July 16, 2021
Ganglioglioma, WHO grade I
Young adult female with headache and a cystic brain tumor in the right temporal lobe. Figure 1 is an MRI Brain image in the T1 sequence post-contrast in the axial plane, which demonstrates a ~4 cm multicystic mass in the medial right temporal lobe with a solid mural nodular component with heterogeneous enhancement of the solid portions and cystic rim. Calcifications are noted along with the septal and wall components (not well demonstrated in the image shown). Figure 3 is a hematoxylin and eosin (H&E)-stained section of formalin-fixed paraffin-embedded (FFPE) tissue demonstrating a low-grade glioneuronal tumor containing dysplastic ganglion cells with a background glioma component composed of numerous delicate piloid astrocytes, reminiscent of pilocytic astrocytoma. An exceedingly rare coarse mitotic figure is seen. Figure 2 is an immunohistochemical (IHC) stain for Synaptophysin, which shows strong immunoreactivity in the dysplastic ganglion cell component of the tumor. Original magnifications: A. MRI T1 Ax Post-Con; B. H&E, 400x; C. IHC stain for Synaptophysin, 400x.
A young adult female presents with generalized headaches of several months duration, which recently progressed in intensity with associated nausea and vomiting. She was in previously good health without significant past medical history. Neuroimaging with MRI Brain demonstrated a 4 cm multicystic mass with calcifications in the right temporal lobe. Neurosurgery pursued craniotomy and resection. Using the figures above, what is your diagnosis of this low-grade cystic brain tumor?
This brain tumor is a classic example of a Ganglioglioma (GG), WHO grade I, answer choice (C).
Per 2016 WHO Classification of CNS Tumors, revised 4th ed., gangliogliomas (GGs) are classified as mixed neuronal-glial tumors defined as well-differentiated slow-growing neoplasms composed of dysplastic ganglion cells in combination with neoplastic glial cells.
Gangliogliomas (GGs) tend to present in the temporal lobes of children and young adults and are commonly associated with early-onset focal epilepsy/seizures.

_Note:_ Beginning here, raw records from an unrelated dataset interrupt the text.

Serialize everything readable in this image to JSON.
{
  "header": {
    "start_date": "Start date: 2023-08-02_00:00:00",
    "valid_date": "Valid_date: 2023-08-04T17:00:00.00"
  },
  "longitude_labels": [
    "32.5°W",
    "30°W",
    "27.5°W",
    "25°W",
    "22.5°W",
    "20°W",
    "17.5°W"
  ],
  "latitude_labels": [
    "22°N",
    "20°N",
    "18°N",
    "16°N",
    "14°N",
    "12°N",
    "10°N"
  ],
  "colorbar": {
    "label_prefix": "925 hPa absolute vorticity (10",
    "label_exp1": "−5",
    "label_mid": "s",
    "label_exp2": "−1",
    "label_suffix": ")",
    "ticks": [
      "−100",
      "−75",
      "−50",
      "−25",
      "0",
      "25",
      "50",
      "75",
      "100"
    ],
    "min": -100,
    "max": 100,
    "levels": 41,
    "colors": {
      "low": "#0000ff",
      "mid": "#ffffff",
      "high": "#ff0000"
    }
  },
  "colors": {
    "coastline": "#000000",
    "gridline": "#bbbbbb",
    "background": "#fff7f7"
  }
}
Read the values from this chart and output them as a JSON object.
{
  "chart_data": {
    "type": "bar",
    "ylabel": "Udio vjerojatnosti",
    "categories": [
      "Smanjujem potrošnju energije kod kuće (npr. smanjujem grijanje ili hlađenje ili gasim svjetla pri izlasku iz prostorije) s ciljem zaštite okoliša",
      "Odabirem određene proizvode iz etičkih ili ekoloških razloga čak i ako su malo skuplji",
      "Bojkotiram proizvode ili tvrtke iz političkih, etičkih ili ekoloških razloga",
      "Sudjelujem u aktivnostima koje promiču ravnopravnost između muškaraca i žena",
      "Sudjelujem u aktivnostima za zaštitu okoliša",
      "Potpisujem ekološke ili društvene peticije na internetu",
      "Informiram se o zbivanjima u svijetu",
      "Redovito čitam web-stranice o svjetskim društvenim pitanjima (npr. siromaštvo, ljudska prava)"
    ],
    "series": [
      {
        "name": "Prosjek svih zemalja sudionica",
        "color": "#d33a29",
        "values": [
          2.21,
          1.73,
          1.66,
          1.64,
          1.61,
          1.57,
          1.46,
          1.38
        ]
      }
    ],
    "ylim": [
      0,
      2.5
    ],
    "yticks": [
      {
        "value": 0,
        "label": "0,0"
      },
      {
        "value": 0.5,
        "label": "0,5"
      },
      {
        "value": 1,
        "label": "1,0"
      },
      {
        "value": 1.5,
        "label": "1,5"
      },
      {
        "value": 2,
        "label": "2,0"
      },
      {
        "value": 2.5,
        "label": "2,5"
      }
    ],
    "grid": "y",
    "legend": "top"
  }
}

Why were the other answers wrong?
The other answer choices (pleomorphic xanthoastrocytoma [PXA], pilocytic astrocytoma [PA], and dysembryoplastic neuroepithelial tumor [DNET]) absolutely enter the differential diagnosis of cystic brain tumors of the temporal lobes in children and young adults, especially when associated with epilepsy/seizures.
Each of these tumors is defined by its own unique histopathologic findings, as well as incorporation of an integrated diagnosis that may include molecular and/or cytogenetic alterations.
However, this case shows classic histopathologic findings unequivocally diagnostic of a ganglioglioma (GG).
Becker AJ, et al. Ganglioglioma. In: WHO classification of tumors in the central nervous system, 2016 revised 4th ed. Edited by DN Louis, et al. IARC Press, Lyon, France. 2016: 138-141.
Pekmezci M, Villanueva-Meyer JE, Goode B, et al. The genetic landscape of ganglioglioma. Acta Neuropathol Commun. 2018 Jun 7;6(1):47. PMID: 29880043.
Provenzale JM, Ali U, Barboriak DP, et al. Comparison of patient age with MR imaging features of gangliogliomas. AJR Am J Roentgenol. 2000 Mar;174(3):859-62. PMID: 10701639.